Por isso a escuta é um ponto essencial desse trabalho. Uma vez que todas as “entrevistas” realizadas se despojam daquele olhar oficial que o telejornal, sobretudo ali nos anos 1980, empregavam a si. A captação independia das condições de espaço ou tempo. A equipe montava seu cronograma de execução e partia para campo. Na rua ou numa casa, num galpão ou numa várzea, a potência do registro estava na prosódia. Naquilo o que aqueles personagens tinham para dizer.


E essas pessoas também são, sem dúvida, a base desse documentário. É muito forte pensarmos que essa leitura se dá não somente porque a viúva de João Pedro, Dona Elizabeth Teixeira, tenha entrado na clandestinidade por anos e se separado de boa parte dos filhos. Ou porque o agricultor e integrante das Ligas Camponesas, João Virgínio tenha sido torturado por meses e preso ao longo de seis anos pelos Militares. Vamos pensar para além do caráter de excepcionalidade de suas estórias. Vamos além.


Porque o que vemos no fundo das falas de cada um desses cidadãos são um mosaico de um Brasil que além de lutar contra a negligência do Estado, travava a busca de uma identidade perdida ao longo dos últimos 20 anos de regime ditatorial. Na verdade, essa identidade sequer havia se estabelecido ainda. Já que tanto para o homem do campo quanto para as associações mais estruturadas das metrópoles, a luta pelos direitos trabalhistas era uma pauta em emergência.


Assim como se tornava emergente esse ensaio de democracia que iniciou-se em 1985. Coutinho finalizava seu trabalho, foi ao encontro dos personagens centrais da narrativa, buscou reaproximá-los (tendo conseguido com alguns e outros não), mas sem dúvida o realizador conclui seu projeto que aos nossos atentos olhos nos são como a autêntica metáfora de um Brasil em transformação. E que não mais podia se omitir com as injustiças de um modelo oitocentista e atrasado.


“Cabra Marcado para Morrer” é uma amálgama de muitas outras colocações. É um exercício de afirmação de um cinema que se engrandece por sua própria forma e não pelo formato imposto pela TV, por exemplo. É também, certamente, o filme manifesto da redemocratização brasileira. Ele é uma síntese da fala de João Virgínio, que diz "não haver nada como um dia após o outro, com uma noite no meio e Deus em cima".

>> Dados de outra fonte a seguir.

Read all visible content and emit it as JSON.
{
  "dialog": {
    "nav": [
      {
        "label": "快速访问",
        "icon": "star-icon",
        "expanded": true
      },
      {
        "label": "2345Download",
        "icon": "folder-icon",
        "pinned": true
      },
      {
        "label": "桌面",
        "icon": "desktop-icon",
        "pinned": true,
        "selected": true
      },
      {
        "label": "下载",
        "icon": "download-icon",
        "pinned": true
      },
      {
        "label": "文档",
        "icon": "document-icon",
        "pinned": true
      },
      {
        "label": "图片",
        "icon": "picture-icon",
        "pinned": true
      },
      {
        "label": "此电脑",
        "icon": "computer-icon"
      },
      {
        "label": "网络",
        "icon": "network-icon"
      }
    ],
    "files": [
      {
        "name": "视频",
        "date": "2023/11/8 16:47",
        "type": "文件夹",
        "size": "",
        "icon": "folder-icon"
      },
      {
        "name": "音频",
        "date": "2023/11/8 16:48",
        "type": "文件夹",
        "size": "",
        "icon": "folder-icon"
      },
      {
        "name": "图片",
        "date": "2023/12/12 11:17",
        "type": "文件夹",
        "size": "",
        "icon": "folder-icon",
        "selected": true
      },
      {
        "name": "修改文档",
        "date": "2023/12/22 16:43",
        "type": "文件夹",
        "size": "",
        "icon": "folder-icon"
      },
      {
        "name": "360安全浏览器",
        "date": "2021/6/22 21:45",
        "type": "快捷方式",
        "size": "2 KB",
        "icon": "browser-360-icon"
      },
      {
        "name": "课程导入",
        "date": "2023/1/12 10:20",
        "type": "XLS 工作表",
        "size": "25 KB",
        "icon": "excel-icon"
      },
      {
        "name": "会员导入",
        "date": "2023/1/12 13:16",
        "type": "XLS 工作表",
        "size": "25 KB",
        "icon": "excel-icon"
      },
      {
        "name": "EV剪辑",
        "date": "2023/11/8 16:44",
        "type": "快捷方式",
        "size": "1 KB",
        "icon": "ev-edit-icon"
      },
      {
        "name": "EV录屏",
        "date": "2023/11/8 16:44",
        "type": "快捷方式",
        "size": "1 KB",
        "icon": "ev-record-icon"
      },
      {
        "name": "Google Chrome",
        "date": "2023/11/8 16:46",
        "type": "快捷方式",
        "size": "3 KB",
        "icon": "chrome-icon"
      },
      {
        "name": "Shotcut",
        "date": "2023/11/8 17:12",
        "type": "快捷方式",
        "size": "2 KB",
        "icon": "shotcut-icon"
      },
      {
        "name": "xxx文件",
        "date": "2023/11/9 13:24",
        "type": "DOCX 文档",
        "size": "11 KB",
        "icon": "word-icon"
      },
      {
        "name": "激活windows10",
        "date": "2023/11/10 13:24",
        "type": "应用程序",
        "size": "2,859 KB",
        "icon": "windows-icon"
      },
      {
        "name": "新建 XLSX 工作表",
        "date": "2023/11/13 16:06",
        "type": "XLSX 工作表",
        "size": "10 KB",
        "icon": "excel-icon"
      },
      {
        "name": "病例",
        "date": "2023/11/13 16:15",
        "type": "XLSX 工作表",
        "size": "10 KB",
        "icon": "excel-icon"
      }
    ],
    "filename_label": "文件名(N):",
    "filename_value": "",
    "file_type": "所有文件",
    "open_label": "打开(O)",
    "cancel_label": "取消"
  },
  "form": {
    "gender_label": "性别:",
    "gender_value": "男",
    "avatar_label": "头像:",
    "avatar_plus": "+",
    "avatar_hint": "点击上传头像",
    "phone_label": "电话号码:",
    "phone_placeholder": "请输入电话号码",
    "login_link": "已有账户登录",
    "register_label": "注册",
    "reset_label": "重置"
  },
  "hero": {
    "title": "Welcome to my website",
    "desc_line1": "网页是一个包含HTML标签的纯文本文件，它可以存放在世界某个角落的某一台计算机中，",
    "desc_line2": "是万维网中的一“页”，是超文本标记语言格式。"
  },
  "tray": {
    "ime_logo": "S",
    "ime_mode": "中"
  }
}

É a voz de quem sabe o quão perigoso é pensarmos um regresso à ditadura, aos atos de inconstitucionalidade. Como o pedido de impeachment de uma presidente eleita democraticamente, ou do acidente de percurso, próprias das contradições do fluxo democrático, que culmina na eleição de um presidente que tem na caraterística proto-fascista sua marca maior. Enfim, do ódio que cega a esperança na construção de dias melhores.